Thompson, et al. v. CIR, No. 12-1725 (8th Cir. 2013)
Annotate this CaseAppellant formed RJT Investments X, LLC and began acting as RJT's tax matters partner. Thompson, later that year, entered into an illegal "Son-of-BOSS" tax shelter transaction using RJT in order to offset capital gains of approximately $21.5 million. On appeal, appellant and his wife challenged the Tax Court's order dismissing their petition challenging a notice of deficiency issued by the IRS. The court agreed with its sister circuits that outside basis was an affected item that must be determined at the partner level. Because the Tax Court did not determine appellant's outside basis in RJT, the IRS properly issued a notice of deficiency under I.R.S. Code 6230(a)(2)(A)(i). Accordingly, the Tax Court had jurisdiction over appellants' petition challenging the notice.
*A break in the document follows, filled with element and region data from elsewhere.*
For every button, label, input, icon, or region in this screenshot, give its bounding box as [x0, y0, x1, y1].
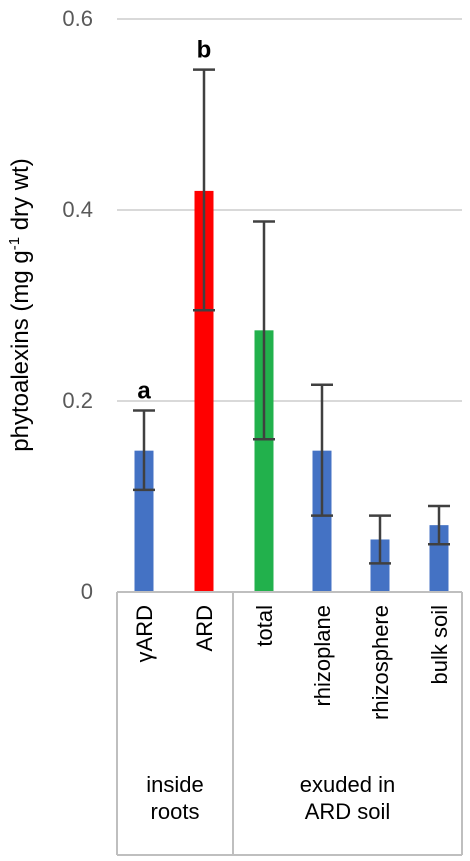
- bar-γard: [134, 450, 154, 592]
- gridlines: [117, 18, 462, 402]
- bars: [134, 190, 449, 592]
- significance-label: b: [197, 37, 212, 64]
- y-tick-label: 0: [81, 579, 93, 604]
- category-label: rhizoplane: [310, 605, 335, 707]
- bar-ard: [194, 190, 214, 592]
- category-label: ARD: [192, 605, 217, 651]
- bar-total: [254, 330, 274, 592]
- error-bar: [369, 514, 391, 565]
- category-label: total: [252, 605, 277, 647]
- bar-rhizoplane: [312, 450, 332, 592]
- group-label: inside roots: [146, 772, 203, 824]
- group-label: exuded in ARD soil: [300, 772, 395, 824]
- error-bar: [311, 383, 333, 517]
- category-table-lines: [116, 591, 463, 856]
- y-tick-label: 0.2: [62, 388, 93, 413]
- category-label: rhizosphere: [368, 605, 393, 720]
- y-tick-label: 0.4: [62, 197, 93, 222]
- error-bar: [193, 68, 215, 312]
- error-bars: [133, 68, 450, 565]
- y-tick-labels: 0 0.2 0.4 0.6: [62, 6, 93, 604]
- error-bar: [133, 409, 155, 492]
- significance-label: a: [137, 378, 151, 405]
- category-label: γARD: [132, 605, 157, 662]
- group-labels: inside roots exuded in ARD soil: [146, 772, 395, 824]
- y-tick-label: 0.6: [62, 6, 93, 31]
- bar-rhizosphere: [370, 539, 390, 592]
- y-axis-label-superscript: -1: [6, 237, 23, 250]
- y-axis-label: phytoalexins (mg g-1 dry wt): [6, 158, 34, 451]
- bar-bulk-soil: [429, 525, 449, 592]
- y-axis-label-tail: dry wt): [7, 158, 34, 237]
- category-labels: γARD ARD total rhizoplane rhizosphere bulk so…: [132, 605, 452, 720]
- error-bar: [253, 220, 275, 441]
- significance-labels: ab: [137, 37, 211, 405]
- y-axis-label-main: phytoalexins (mg g: [7, 250, 34, 451]
- category-label: bulk soil: [427, 605, 452, 684]
- error-bar: [428, 504, 450, 546]
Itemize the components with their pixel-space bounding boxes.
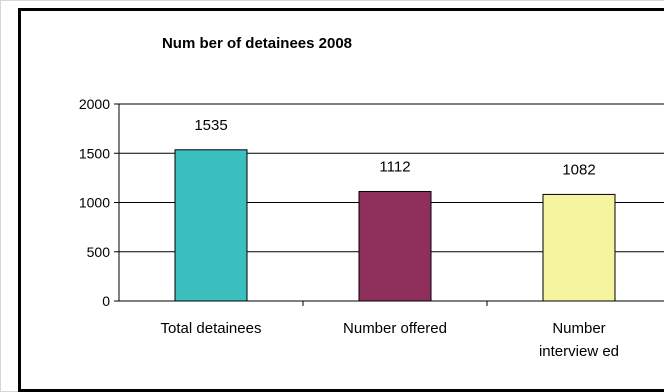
y-tick-label: 2000 [79,96,110,112]
chart-frame: Num ber of detainees 2008 0 500 1000 1500 20… [18,8,664,392]
y-tick-label: 0 [102,293,110,309]
bar [174,149,248,302]
data-label: 1112 [379,158,410,175]
y-tick-label: 500 [87,244,111,260]
x-tick-label: interview ed [539,343,619,360]
bar [358,190,432,302]
x-tick-label: Number offered [343,320,447,337]
x-tick-label: Total detainees [161,320,262,337]
bars [174,149,616,302]
labels: 0 500 1000 1500 2000 1535 Total detainees 1112 N… [79,96,619,360]
y-tick-label: 1000 [79,195,110,211]
data-label: 1535 [194,117,227,134]
x-tick-label: Number [552,320,605,337]
data-label: 1082 [562,161,595,178]
chart-title: Num ber of detainees 2008 [162,35,352,52]
y-tick-label: 1500 [79,145,110,161]
bar [542,193,616,302]
bar-chart: Num ber of detainees 2008 0 500 1000 1500 20… [79,35,664,360]
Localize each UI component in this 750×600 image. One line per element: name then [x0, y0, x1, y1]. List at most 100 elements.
Court Description: Civil case - Federal Tax law. For the court's earlier opinion regarding the transaction in issue, see RJT Inves.X v. Comm'r, 491 F.3d 732 (8th Cir. 2007). The Tax Court erred in dismissing taxpayers' petition challenging a notice of deficiency for lack of jurisdiction. Chief judge Riley, concurring. Judge Gruender, concurring in the result.